The memo was addressed to “heads of state universities and colleges” and immediately went for the jugular. It ordered these officials to “expel, dismiss, or suspend indefinitely, or cause the expulsion, dismissal or suspension indefinitely of any member of the faculty, employee or student who, after summarily investigation, are found to have been engaged or are engaged in subversion, insurgency and other similar activities, or are known to be active members of subversive organization or associations, or are active participants or supporters of such subversive organizations.” 

Manuel did not stop there. A set of guidelines was attached to the memorandum that would govern the resumption of classes. School administrators must “remove all members of their faculty or staff, drop students, identified as officers or members of Communist front organizations, such as the Kabataang Makabayan and the Samahang Demokratikong Kabataan.” 

The punishment, however, was not just limited to the radicalized. The guidelines turned out to be more sweeping, ordering heads of state universities and colleges to also expel “student  facing charges on account of violations of rules and regulations issued by the Department of Education or the schools themselves.” This practically covered any erring student – from the fraternity member found guilty of hazing or engaging in rumbles, to ones who cheated in class. 

Other punitive measures were more specific – universities were ordered to “security forces” of schools to conduct “[p]roper screening” and been on the look out for “attaché cases or any other container” that may carry “dangerous weapons or incendiary materials.” Students, faculty members and administrative staff were also required to have “proper identification cards.” 

Basic student rights were also thrown out of the window. Campus publications and “the distribution on campus of manifestoes the content of which are inimical to the objective of the New Society and the morale (sic!) of the studentry” were banned. Assemblies “except those purely academic in nature” were likewise prohibited. Finally, student councils and “other campus organizations” were suspended. 

Any official found to be not complying with this inquisition would be subjected “to disciplinary administrative action under existing laws and regulations.”

The scenes laid out by Manuel’s memorandum were what greeted many of us when UP Diliman reopened in October. Each building gates were manned by UP security officers aided by agents from the different military intelligence agencies in plainclothes all looking for a face they remembered in some past rallies or assemblies, and upon recognition promptly arresting them. 

‘New classmates’

Classes, which were once boisterous in debating politics now fell silent. Those whose professors were jailed or forced to go underground were taken over by instructors who were either apolitical or conservative. “Modern politics” stopped just before Marxism appeared on the European scene or Ho Chi Minh founded the Vietnamese Communist Party. A poltroon refused to teach a class beyond 1848. A class in Southeast Asia was just about to start discussion on the American intervention in Vietnam; after September 21, we were back to the Konbaung Dynasty. 
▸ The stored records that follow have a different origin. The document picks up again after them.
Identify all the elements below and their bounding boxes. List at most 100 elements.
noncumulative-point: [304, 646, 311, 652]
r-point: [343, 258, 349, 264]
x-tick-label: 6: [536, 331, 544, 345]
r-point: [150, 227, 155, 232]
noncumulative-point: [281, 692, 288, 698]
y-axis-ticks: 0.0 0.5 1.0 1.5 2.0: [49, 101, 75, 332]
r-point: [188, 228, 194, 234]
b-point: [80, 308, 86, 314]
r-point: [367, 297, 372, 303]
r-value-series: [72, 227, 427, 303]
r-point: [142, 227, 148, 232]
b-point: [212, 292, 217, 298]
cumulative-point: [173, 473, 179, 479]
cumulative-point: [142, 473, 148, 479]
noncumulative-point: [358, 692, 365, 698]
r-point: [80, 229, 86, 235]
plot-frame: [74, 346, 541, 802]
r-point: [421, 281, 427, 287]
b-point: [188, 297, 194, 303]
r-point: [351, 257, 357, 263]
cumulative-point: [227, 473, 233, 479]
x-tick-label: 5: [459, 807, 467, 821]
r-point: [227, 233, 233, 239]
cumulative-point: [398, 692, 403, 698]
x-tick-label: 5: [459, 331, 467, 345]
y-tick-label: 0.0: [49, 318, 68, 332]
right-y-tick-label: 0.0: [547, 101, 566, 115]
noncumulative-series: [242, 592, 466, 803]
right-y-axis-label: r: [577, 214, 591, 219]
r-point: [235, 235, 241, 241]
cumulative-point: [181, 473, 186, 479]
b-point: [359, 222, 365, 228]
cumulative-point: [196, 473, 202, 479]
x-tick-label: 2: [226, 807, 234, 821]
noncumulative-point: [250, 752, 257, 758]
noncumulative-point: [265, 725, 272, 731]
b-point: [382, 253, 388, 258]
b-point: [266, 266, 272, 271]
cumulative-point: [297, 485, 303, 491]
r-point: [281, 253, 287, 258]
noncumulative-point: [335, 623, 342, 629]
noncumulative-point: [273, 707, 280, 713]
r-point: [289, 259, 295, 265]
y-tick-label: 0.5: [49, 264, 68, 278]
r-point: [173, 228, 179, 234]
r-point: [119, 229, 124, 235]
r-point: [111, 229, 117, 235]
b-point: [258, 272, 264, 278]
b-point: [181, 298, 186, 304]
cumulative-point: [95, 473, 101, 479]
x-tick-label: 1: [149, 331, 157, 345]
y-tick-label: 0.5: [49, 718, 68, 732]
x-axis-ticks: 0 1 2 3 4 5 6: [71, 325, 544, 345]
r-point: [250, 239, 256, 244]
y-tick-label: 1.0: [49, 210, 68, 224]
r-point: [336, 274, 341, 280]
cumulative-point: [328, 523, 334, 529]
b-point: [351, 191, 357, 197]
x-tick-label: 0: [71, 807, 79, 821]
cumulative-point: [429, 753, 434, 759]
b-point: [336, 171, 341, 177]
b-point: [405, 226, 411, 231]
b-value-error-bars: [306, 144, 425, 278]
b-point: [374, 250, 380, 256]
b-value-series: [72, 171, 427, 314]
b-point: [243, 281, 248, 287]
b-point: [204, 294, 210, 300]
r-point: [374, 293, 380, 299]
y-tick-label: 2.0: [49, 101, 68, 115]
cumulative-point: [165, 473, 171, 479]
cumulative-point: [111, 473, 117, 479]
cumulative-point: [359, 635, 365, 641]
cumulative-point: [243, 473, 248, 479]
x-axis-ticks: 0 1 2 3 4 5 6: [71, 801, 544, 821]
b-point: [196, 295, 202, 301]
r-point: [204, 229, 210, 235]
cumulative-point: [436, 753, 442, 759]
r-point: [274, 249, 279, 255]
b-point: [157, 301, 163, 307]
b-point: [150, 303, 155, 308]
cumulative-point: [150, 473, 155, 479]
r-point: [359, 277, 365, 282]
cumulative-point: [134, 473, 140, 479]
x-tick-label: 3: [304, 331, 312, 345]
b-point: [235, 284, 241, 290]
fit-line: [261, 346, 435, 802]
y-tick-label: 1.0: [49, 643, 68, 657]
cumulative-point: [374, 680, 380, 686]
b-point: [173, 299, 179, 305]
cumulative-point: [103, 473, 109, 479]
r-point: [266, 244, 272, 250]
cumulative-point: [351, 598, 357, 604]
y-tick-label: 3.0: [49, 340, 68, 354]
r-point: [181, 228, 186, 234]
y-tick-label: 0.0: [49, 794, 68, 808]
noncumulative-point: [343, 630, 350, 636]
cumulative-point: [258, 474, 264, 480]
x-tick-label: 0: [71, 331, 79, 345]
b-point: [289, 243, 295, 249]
“New classmates” suddenly appeared in class, many standing out because they were out of place: fidgety and none of that swagger of a UP student, bringing wrong books to school, and a silent presence that was clearly discomforting the professor. “Older” students also loitered college lobbies, often their tummies protruding to suggest they were more comfortable doing traffic duties than taking Philosophy 11. Of course, the only people allowed to come in groups of three were the Security Police.

All books with the words “revolution,” “communism,” “socialism,” and all the Gods of leftist politics were taken out of the library shelves, and when you request any of them, you watch the librarian tremble a bit, and whisper “wala dito.” And when you ask why, the curt answer is “alam mo na…”

These are segments of the school scene when Ferdinand Marcos Sr. seized power. His son, now a senator and apparently not a graduate of Oxford, sees nothing wrong when his father installed a dictatorship, imposed this Orwellian nightmare in campuses and rules and looted the country for 14 years.